Rick lo miró, encaminándose hacia la entrada de la cocina, pero hizo como si no lo entendiera. No era que lo hiciera realmente, pero prefería no hablar del tema, sin embargo parecía que su padre sólo venía a hablar de él.
—En serio, hijo, tienes una pinta horrenda, deberías empezar quitándote...
—¿El qué? —preguntó de nuevo con brusquedad Rick dejando lo que llevaba en la mano en la caja de la entrada. Luego la llevaría al garaje.
—La barba supongo que no quieres, pero todas esas arrugas y esas canas... Sabes que no necesitamos todo eso, ¿verdad?
Entraron en la cocina y Rick se apoyó en la encimera y se cruzó de brazos.
—Tengo cincuenta y seis años —le dijo al hombre como si no lo supiera.
—Pero eso no cuenta para ti. ¿Cuántos te crees que tengo yo? Más de los que puedo recordar, y aquí me tienes.
Rick volvió a mirar de cabo a rabo a su padre y le pareció mentira que se esmerara tanto en conservar el buen estado de su aspecto físico después de tanto tiempo.
—Me da igual, me siento mejor así —dijo él, dejando de mirarlo.
Oyó que el hombre suspiraba.
—He venido porque Jane y la niña están preocupadas por ti —dijo Henry.
Rick volvió a levantar la mirada.
—No tienen un porqué.
—Yo creo que sí. Pareces casi diez años mayor que hace seis meses y vistes como un vagabundo. Veo que al menos la casa la cuidas. ¿O tiene que hacerlo Jane?
—Lo hago yo. Y mi aspecto da igual, estoy bien. Sois todos unos metomentodo.
Se quedó mirando ceñudo al suelo con los brazos aún fuertemente cruzados al pecho. Henry pensó que empezaba a comportarse como un crío.
—Bien, bueno... Había venido a proponerte salir un poco, pero veo que no estás por la labor.
—No voy a ir a ningún lado.
—Tal vez te interesaría si te dijera a donde —lo tentó Henry.
—No, y si no tienes nada más que decir, vete.
El hombre siguió contemplando a su hijo y pensó que no lo reconocía. Había ido cambiando con los años y había dejado que tanto su cuerpo como su mente envejecieran como un humano normal. Pero desde hacía seis meses había empeorado y mucho distaba del Rick que Henry había conocido. Pensó que tal vez sólo era un mal día para hablar y salió de la cocina. Se quedó mirando en el mueble de la entrada todas las fotos. Había una nueva, más grande, de Vivian. Era muy reciente y en ella se podía ver a una señora de unos cincuenta bien vestida y feliz.

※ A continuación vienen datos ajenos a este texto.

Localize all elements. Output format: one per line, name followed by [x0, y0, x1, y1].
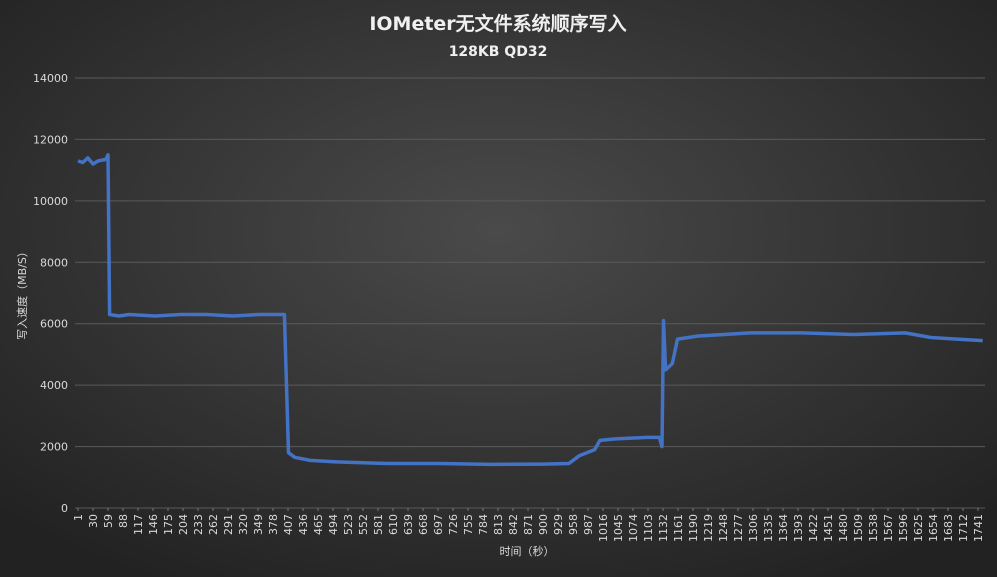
x-tick-label: 320	[237, 514, 250, 535]
x-tick-label: 291	[222, 514, 235, 535]
x-tick-label: 1045	[612, 514, 625, 542]
y-axis-label: 写入速度（MB/S）	[15, 246, 29, 340]
x-tick-label: 146	[147, 514, 160, 535]
x-tick-label: 262	[207, 514, 220, 535]
x-tick-label: 1654	[927, 514, 940, 542]
x-tick-label: 610	[387, 514, 400, 535]
x-tick-label: 1538	[867, 514, 880, 542]
x-tick-label: 900	[537, 514, 550, 535]
x-tick-label: 1074	[627, 514, 640, 542]
x-tick-label: 581	[372, 514, 385, 535]
x-tick-label: 1161	[672, 514, 685, 542]
x-tick-label: 523	[342, 514, 355, 535]
y-tick-label: 12000	[33, 133, 68, 146]
y-tick-label: 10000	[33, 195, 68, 208]
x-tick-label: 552	[357, 514, 370, 535]
x-tick-label: 204	[177, 514, 190, 535]
x-tick-label: 1190	[687, 514, 700, 542]
x-tick-label: 1567	[882, 514, 895, 542]
x-tick-label: 436	[297, 514, 310, 535]
x-tick-label: 349	[252, 514, 265, 535]
x-tick-label: 1219	[702, 514, 715, 542]
x-tick-label: 1132	[657, 514, 670, 542]
x-tick-label: 1509	[852, 514, 865, 542]
x-tick-label: 1712	[957, 514, 970, 542]
x-tick-label: 639	[402, 514, 415, 535]
chart-title: IOMeter无文件系统顺序写入	[369, 12, 626, 35]
x-tick-label: 697	[432, 514, 445, 535]
x-tick-label: 1451	[822, 514, 835, 542]
x-tick-label: 958	[567, 514, 580, 535]
x-tick-label: 1596	[897, 514, 910, 542]
y-tick-label: 6000	[40, 318, 68, 331]
line-series	[77, 153, 983, 467]
x-tick-label: 1306	[747, 514, 760, 542]
x-tick-label: 1	[72, 514, 85, 521]
x-tick-label: 175	[162, 514, 175, 535]
x-tick-label: 842	[507, 514, 520, 535]
x-tick-label: 407	[282, 514, 295, 535]
x-tick-label: 1248	[717, 514, 730, 542]
x-tick-label: 929	[552, 514, 565, 535]
x-tick-label: 117	[132, 514, 145, 535]
x-tick-label: 987	[582, 514, 595, 535]
x-tick-label: 755	[462, 514, 475, 535]
y-tick-label: 0	[61, 502, 68, 515]
x-tick-label: 1103	[642, 514, 655, 542]
x-tick-label: 784	[477, 514, 490, 535]
x-tick-label: 871	[522, 514, 535, 535]
x-tick-label: 1422	[807, 514, 820, 542]
x-tick-label: 1364	[777, 514, 790, 542]
y-tick-label: 14000	[33, 72, 68, 85]
x-tick-label: 494	[327, 514, 340, 535]
x-tick-label: 378	[267, 514, 280, 535]
x-tick-label: 233	[192, 514, 205, 535]
x-tick-label: 1393	[792, 514, 805, 542]
x-tick-label: 813	[492, 514, 505, 535]
x-tick-label: 1741	[972, 514, 985, 542]
x-tick-label: 1480	[837, 514, 850, 542]
x-tick-label: 88	[117, 514, 130, 528]
x-tick-label: 30	[87, 514, 100, 528]
y-tick-label: 4000	[40, 379, 68, 392]
x-axis-label: 时间（秒）	[500, 544, 555, 558]
x-tick-label: 1016	[597, 514, 610, 542]
x-tick-label: 1625	[912, 514, 925, 542]
x-tick-label: 1277	[732, 514, 745, 542]
x-tick-label: 668	[417, 514, 430, 535]
x-tick-label: 1683	[942, 514, 955, 542]
y-tick-label: 8000	[40, 256, 68, 269]
x-tick-label: 726	[447, 514, 460, 535]
x-tick-label: 59	[102, 514, 115, 528]
chart-subtitle: 128KB QD32	[449, 44, 548, 60]
x-tick-label: 1335	[762, 514, 775, 542]
x-tick-label: 465	[312, 514, 325, 535]
y-tick-label: 2000	[40, 441, 68, 454]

Henry suspiró. Vivian había fallecido de un cáncer fulminante seis meses atrás. Ni toda la medicina moderna había podido con aquello y ella se había ido sin remedio. Pensaba que tal vez su hijo necesitaría más tiempo para superar aquello, si lo hacía. Si tal vez le proponía... Pero miró las demás fotos. Aún había una de la primera comunión de Jane y otra de la de Alan. No había fotos de la boda de ella porque su relación había sido un fracaso, pero sí de su hija, Jenny. Henry sonrió al verlas tan bonitas y miró hacia la cocina. Rick seguía allí, sin moverse. El hombre regresó a la cocina y creyó que su hijo no se había dado cuenta.